2.    Pendidikan kesehatan : membuat jamban yang baik, dan berjalan di tanah selalu menggunakan alas kaki.
                          
Ancylostoma braziliensis dan Ancylostoma caninum
            Pada manusia, kedua spesies cacing tersebut menimbulkan kelainan kulit yang disebut creeping eruption
Habitat :
            Kucing dan anjing merupakan hospes definitif. Cacing dewasa hidup di dalam usus anjing dan kucing.
Morfologi :
            Spesies cacing tambang ini dibedakan dengan memperhatikan bentuk mulut dan gigi serta bursa kopulaktris yang khas bentuknya.

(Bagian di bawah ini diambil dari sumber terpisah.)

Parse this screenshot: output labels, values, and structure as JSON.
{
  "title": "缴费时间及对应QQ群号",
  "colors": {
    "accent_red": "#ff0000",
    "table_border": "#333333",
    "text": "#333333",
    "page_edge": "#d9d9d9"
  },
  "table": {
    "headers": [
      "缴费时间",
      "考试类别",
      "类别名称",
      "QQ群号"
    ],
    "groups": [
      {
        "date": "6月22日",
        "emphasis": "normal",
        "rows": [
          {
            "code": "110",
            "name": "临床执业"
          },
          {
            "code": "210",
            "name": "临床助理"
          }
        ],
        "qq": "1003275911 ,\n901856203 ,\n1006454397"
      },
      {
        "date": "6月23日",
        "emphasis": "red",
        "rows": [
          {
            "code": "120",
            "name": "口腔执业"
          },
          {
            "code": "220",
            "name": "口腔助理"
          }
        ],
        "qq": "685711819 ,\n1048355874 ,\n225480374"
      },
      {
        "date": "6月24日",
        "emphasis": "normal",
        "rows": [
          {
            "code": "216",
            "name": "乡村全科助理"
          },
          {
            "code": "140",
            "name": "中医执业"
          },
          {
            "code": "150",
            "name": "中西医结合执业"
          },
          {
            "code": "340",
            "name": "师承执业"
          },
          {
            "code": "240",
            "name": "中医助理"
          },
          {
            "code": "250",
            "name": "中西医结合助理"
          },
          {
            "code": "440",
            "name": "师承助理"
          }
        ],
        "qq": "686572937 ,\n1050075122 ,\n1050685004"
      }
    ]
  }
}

Ancylostoma braziliensis :
            Cacing jantan panjangnya antara 4,7–8,5 mm,dan betina antara 6,1–10,5 mm. Di rongga mulut terdapat dua pasang gigi yang tidak sama ukurannya.  Cacing jantan mempunyai bursa kopulaktriks kecil dengan rays yang pendek.
Ancylostoma caninum :
            Cacing jantan berukuran panjang sekitar 10 mm, dan yang betina sekitar 14 mm. Rongga mulutnya mempunyai tiga pasang gigi. Cacing jantan mempunyai bursa kopulaktriks yang besar ukurannya dengan rays yang panjang dan langsing.
Patogenesis :
            Larva filariform cacing-cacing ini hidup di dalam tanah. Sesudah menembus kulit manusia, larva cacing mengadakan migrasi intrakutan dengan membentuk terowongan  yang khas bentuknya. Di dalam tubuh manusia  larva tidak dapat berkembang menjadi cacing dewasa. Dermatitis intrakutan yang berbentuk garis berkelok-kelok mirip ular khas bentuknya, dan garukan oleh penderita dapat menimbulkan infeksi sekunder.
Diagnosis :
            Creeping eruption (suatu dermatitis) secara klinis mudah ditetapkan, dan diagnosis pasti dapat ditegakkan melalui biopsy kulit dengan ditemukannya larva cacing.
Pengobatan :
            Semprotan kloretil pada ujung terowongan dapat membunuh larva cacing melalui proses pendinginan. Selain itu dapat diberikan tiabendazol untuk membunuh larva cacing yang mengadakan migrasi intrakutan.
Pencegahan :
            Cutaneous larva migrans dapat dicegah dedngan menghindari terjadinya kontak kulit dengan tanah yang tercemar tinja anjing dan kucing. Anjing dan kucing yang menderita infeksi ankilostomiasis harus diobati dengan baik untuk menghilangkan sumber infeksi.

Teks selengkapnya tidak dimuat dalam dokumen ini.